Rabat – A plane carrying President Abdelaziz Bouteflika landed in Algeria yesterday. The 2019 election candidate had been in Geneva for medical care.
Bouteflika’s plane landed in Algeria in the midst of weeks of protests, involving both adults and minors, who have been condemning Bouteflika’s decision to run for a fifth mandate for more than two weeks now.
March 8 marked the beginning of the third week of protests with hundreds of thousands of Algerians taking to the streets calling for Bouteflika to remove himself as a candidate in the election.
Under pressure from protesters, the government ordered the shutdown of universities across the country ahead of a scheduled holiday, according to Al Jazeera.
Algeria’s Ministry of Education did not explain the decision, announcing that the spring holiday would start 10 days earlier than before.
Throughout the weeks of protests, which erupted on February 22, students have been on the street to lead peaceful demonstrations.
In addition to the protests in Algeria, thousands of people marched in a demonstration in Paris and in other French cities on Sunday against Bouteflika’s campaign.
Rachid Nekkaz, a well-known businessman opposing Bouteflika, attended the Paris protest.

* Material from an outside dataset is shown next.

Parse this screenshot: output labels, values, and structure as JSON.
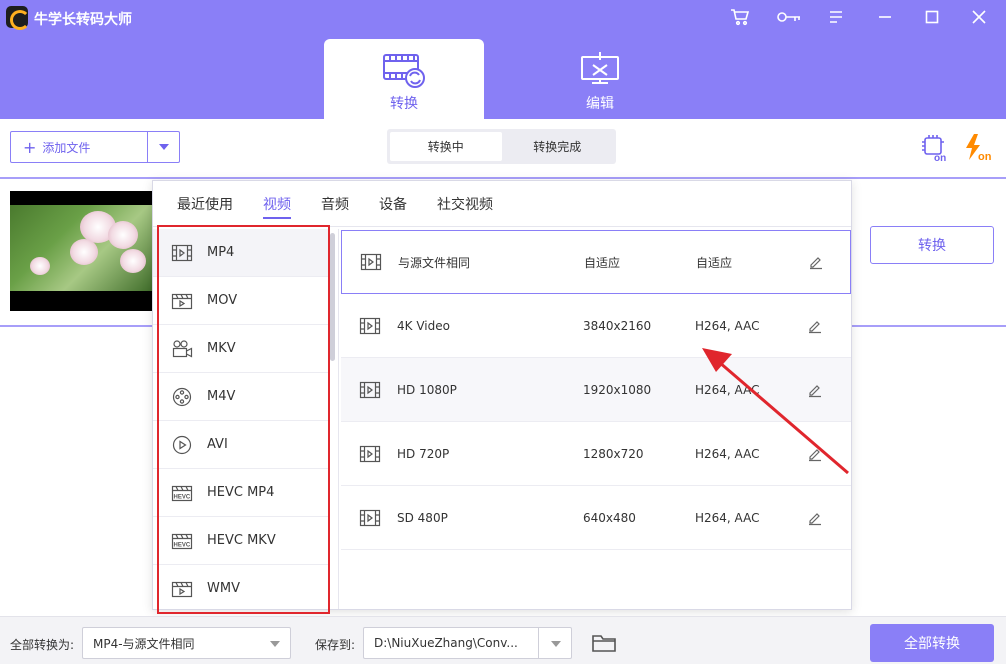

On Friday, Swiss police arrested Nekkaz when he attempted to check on Bouteflika’s health situation at the Geneva University Hospital. A police spokesperson, Joanna Matta, said that the hospital filed a complaint against Nekkaz for trespassing.
In an interview with France 24 yesterday, Nekkaz said that every Algerian has the right to know the president’s health status, and the government should not keep it a secret.
Other people also protested in front of the Geneva University Hospital.
Speaking at the gathering, Nekkaz said there are “40 million Algerians who want to know where the president is.”
The Algerian-French businessman had attempted to submit his candidacy for presidency. Nekkaz complained that the Constitutional Council refused his candidacy because he holds French citizenship. In response, the businessman renounced his French citizenship and had his cousin of the same name submit his candidacy.